Reflection: The Cost of Righteousness

REFLECTION:
There is a quiet assumption many of us carry: if I do what is right, things should go smoothly. If I am honest, kind, faithful, and just—then life should reward that. But Wisdom 2 confronts that assumption head-on. It reminds us that righteousness does not always bring applause—it often provokes resistance.
The righteous person in the passage is not attacked for doing wrong, but precisely for doing what is right. His life becomes a mirror, and that mirror is uncomfortable. It exposes shortcuts, compromises, and hidden motives. And rather than change, the response of the wicked is to silence the mirror. “Let us lie in wait… let us test him… let us condemn him.” The problem is not the righteous man’s actions—it is what his life reveals.
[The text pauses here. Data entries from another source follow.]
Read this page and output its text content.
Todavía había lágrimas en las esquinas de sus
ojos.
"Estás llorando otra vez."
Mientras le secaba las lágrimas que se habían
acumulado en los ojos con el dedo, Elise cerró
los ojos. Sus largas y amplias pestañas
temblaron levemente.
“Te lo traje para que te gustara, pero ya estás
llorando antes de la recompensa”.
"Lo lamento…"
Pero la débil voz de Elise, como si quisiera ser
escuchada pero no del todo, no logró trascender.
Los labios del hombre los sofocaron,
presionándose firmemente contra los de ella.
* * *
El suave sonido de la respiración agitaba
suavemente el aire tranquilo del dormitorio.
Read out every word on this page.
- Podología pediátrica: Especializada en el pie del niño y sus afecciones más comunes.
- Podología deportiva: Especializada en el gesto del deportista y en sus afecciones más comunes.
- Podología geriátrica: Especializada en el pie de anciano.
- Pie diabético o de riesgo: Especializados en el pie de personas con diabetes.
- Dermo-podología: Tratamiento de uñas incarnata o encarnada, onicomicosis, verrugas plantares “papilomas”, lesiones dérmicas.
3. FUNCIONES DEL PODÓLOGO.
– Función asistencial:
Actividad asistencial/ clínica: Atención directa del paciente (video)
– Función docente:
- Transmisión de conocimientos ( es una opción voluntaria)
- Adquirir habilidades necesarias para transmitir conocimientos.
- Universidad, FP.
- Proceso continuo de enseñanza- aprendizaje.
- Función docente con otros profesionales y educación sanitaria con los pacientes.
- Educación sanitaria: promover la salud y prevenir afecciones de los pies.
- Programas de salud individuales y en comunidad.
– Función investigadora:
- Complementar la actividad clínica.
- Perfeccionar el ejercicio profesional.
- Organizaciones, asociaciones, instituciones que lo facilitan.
We see this play out in our own lives more than we might admit. The student who chooses integrity over cheating may be labeled naïve. The employee who refuses to cut corners may be seen as difficult. The person who speaks truth with charity may be avoided because they unsettle the room. Even within families or communities, choosing patience, forgiveness, or moral clarity can be misunderstood. Righteousness disrupts comfort.
And that is the cost: to live rightly is to accept that not everyone will understand, agree, or support you. Sometimes doing the right thing will cost you approval, popularity, convenience, or even relationships. It may feel like loss. It may feel like standing alone.
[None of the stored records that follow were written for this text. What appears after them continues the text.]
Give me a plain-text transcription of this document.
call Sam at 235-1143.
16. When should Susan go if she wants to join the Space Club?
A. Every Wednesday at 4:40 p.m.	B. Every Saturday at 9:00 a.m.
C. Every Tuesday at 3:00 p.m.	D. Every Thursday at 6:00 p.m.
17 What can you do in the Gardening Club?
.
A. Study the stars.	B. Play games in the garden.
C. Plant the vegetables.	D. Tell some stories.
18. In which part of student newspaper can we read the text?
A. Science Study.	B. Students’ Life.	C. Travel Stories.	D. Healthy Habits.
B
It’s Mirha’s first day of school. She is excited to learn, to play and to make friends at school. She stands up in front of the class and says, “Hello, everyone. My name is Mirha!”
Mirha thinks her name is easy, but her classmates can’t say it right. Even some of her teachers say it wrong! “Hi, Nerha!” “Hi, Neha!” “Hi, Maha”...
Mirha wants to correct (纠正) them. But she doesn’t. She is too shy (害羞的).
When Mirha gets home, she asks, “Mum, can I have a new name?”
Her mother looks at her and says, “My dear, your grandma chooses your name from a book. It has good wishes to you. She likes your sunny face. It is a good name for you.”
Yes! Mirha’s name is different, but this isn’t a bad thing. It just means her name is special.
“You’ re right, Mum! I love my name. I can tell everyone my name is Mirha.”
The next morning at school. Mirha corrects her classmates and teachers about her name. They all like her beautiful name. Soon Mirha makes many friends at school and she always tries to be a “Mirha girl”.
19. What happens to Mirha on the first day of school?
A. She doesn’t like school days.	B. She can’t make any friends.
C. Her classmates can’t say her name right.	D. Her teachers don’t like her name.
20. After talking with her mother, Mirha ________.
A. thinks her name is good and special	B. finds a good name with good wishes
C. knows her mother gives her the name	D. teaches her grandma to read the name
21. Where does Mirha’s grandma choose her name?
But Wisdom also reveals something deeper—“they did not know the hidden counsels of God.” What looks like defeat is not defeat in God’s eyes. What looks like failure in the eyes of the world may, in fact, be faithfulness in the eyes of God. And that is where our encouragement must rest.
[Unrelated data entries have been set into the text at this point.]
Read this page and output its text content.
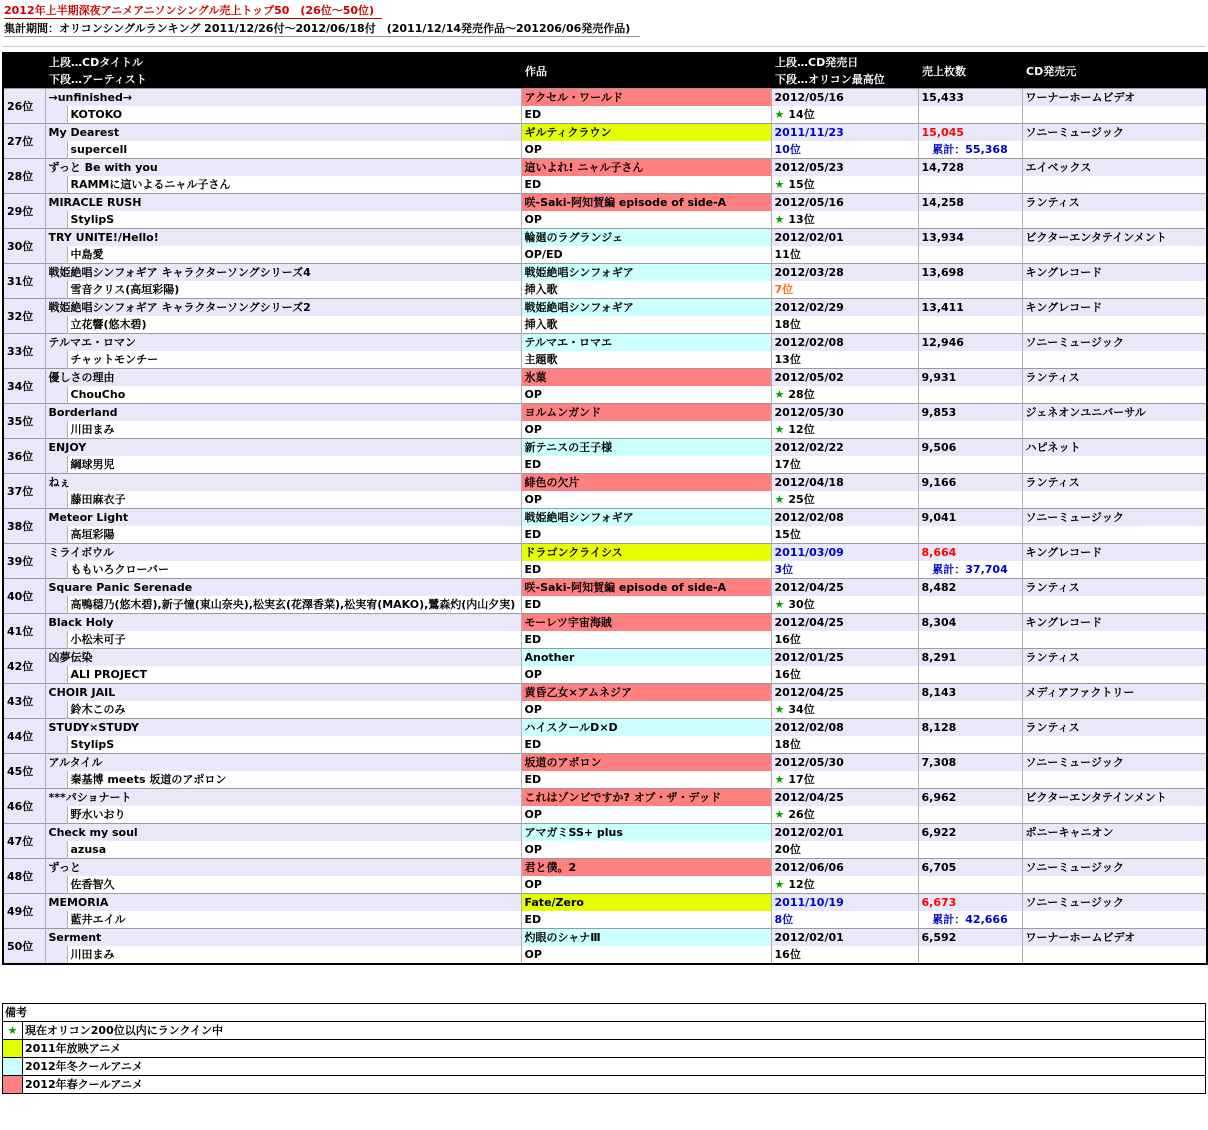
2012年上半期深夜アニメアニソンシングル売上トップ50　(26位～50位)
集計期間：オリコンシングルランキング 2011/12/26付～2012/06/18付　(2011/12/14発売作品～201206/06発売作品)
	上段…CDタイトル		作品	上段…CD発売日	売上枚数	CD発売元
	下段…アーティスト			下段…オリコン最高位		
26位	→unfinished→		アクセル・ワールド	2012/05/16	15,433	ワーナーホームビデオ
		KOTOKO	ED	★ 14位		
27位	My Dearest		ギルティクラウン	2011/11/23	15,045	ソニーミュージック
		supercell	OP	10位	累計：55,368	
28位	ずっと Be with you		這いよれ! ニャル子さん	2012/05/23	14,728	エイベックス
		RAMMに這いよるニャル子さん	ED	★ 15位		
29位	MIRACLE RUSH		咲-Saki-阿知賀編 episode of side-A	2012/05/16	14,258	ランティス
		StylipS	OP	★ 13位		
30位	TRY UNITE!/Hello!		輪廻のラグランジェ	2012/02/01	13,934	ビクターエンタテインメント
		中島愛	OP/ED	11位		
31位	戦姫絶唱シンフォギア キャラクターソングシリーズ4		戦姫絶唱シンフォギア	2012/03/28	13,698	キングレコード
		雪音クリス(高垣彩陽)	挿入歌	7位		
32位	戦姫絶唱シンフォギア キャラクターソングシリーズ2		戦姫絶唱シンフォギア	2012/02/29	13,411	キングレコード
		立花響(悠木碧)	挿入歌	18位		
33位	テルマエ・ロマン		テルマエ・ロマエ	2012/02/08	12,946	ソニーミュージック
		チャットモンチー	主題歌	13位		
34位	優しさの理由		氷菓	2012/05/02	9,931	ランティス
		ChouCho	OP	★ 28位		
35位	Borderland		ヨルムンガンド	2012/05/30	9,853	ジェネオンユニバーサル
		川田まみ	OP	★ 12位		
36位	ENJOY		新テニスの王子様	2012/02/22	9,506	ハピネット
		綱球男児	ED	17位		
37位	ねぇ		緋色の欠片	2012/04/18	9,166	ランティス
		藤田麻衣子	OP	★ 25位		
38位	Meteor Light		戦姫絶唱シンフォギア	2012/02/08	9,041	ソニーミュージック
		高垣彩陽	ED	15位		
39位	ミライボウル		ドラゴンクライシス	2011/03/09	8,664	キングレコード
		ももいろクローバー	ED	3位	累計：37,704	
40位	Square Panic Serenade		咲-Saki-阿知賀編 episode of side-A	2012/04/25	8,482	ランティス
		高鴨穏乃(悠木碧),新子憧(東山奈央),松実玄(花澤香菜),松実宥(MAKO),鷺森灼(内山夕実)	ED	★ 30位		
41位	Black Holy		モーレツ宇宙海賊	2012/04/25	8,304	キングレコード
		小松未可子	ED	16位		
42位	凶夢伝染		Another	2012/01/25	8,291	ランティス
		ALI PROJECT	OP	16位		
43位	CHOIR JAIL		黄昏乙女×アムネジア	2012/04/25	8,143	メディアファクトリー
		鈴木このみ	OP	★ 34位		
44位	STUDY×STUDY		ハイスクールD×D	2012/02/08	8,128	ランティス
		StylipS	ED	18位		
45位	アルタイル		坂道のアポロン	2012/05/30	7,308	ソニーミュージック
		秦基博 meets 坂道のアポロン	ED	★ 17位		
46位	***パショナート		これはゾンビですか? オブ・ザ・デッド	2012/04/25	6,962	ビクターエンタテインメント
		野水いおり	OP	★ 26位		
47位	Check my soul		アマガミSS+ plus	2012/02/01	6,922	ポニーキャニオン
		azusa	OP	20位		
48位	ずっと		君と僕。2	2012/06/06	6,705	ソニーミュージック
		佐香智久	OP	★ 12位		
49位	MEMORIA		Fate/Zero	2011/10/19	6,673	ソニーミュージック
		藍井エイル	ED	8位	累計：42,666	
50位	Serment		灼眼のシャナⅢ	2012/02/01	6,592	ワーナーホームビデオ
		川田まみ	OP	16位		
備考	
★	現在オリコン200位以内にランクイン中
	2011年放映アニメ
	2012年冬クールアニメ
	2012年春クールアニメ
Because we are not called to do what is right for recognition, but to do what is right for God.
This finds its fullest expression in Jesus Christ. He lived perfectly, loved completely, and spoke truth without compromise—and it led Him to the Cross. The ultimate cost of righteousness. And yet, what appeared to be rejection became redemption. What looked like loss became victory.
So when doing the right thing feels costly, when it feels unnoticed or even opposed, remember this: God sees. God knows. God honors what the world overlooks.
Lent invites us to shift our focus—not to ask, “How will this be received?” but “Is this right in God’s eyes?”
And if it is, then it is always worth it.
So continue to choose integrity. Continue to choose truth. Continue to choose love—even when it is difficult, even when it is misunderstood, even when it costs.
Because in the end, righteousness may provoke opposition in the world… but in God’s eyes, it is never wasted—and it is always leading you closer to Him.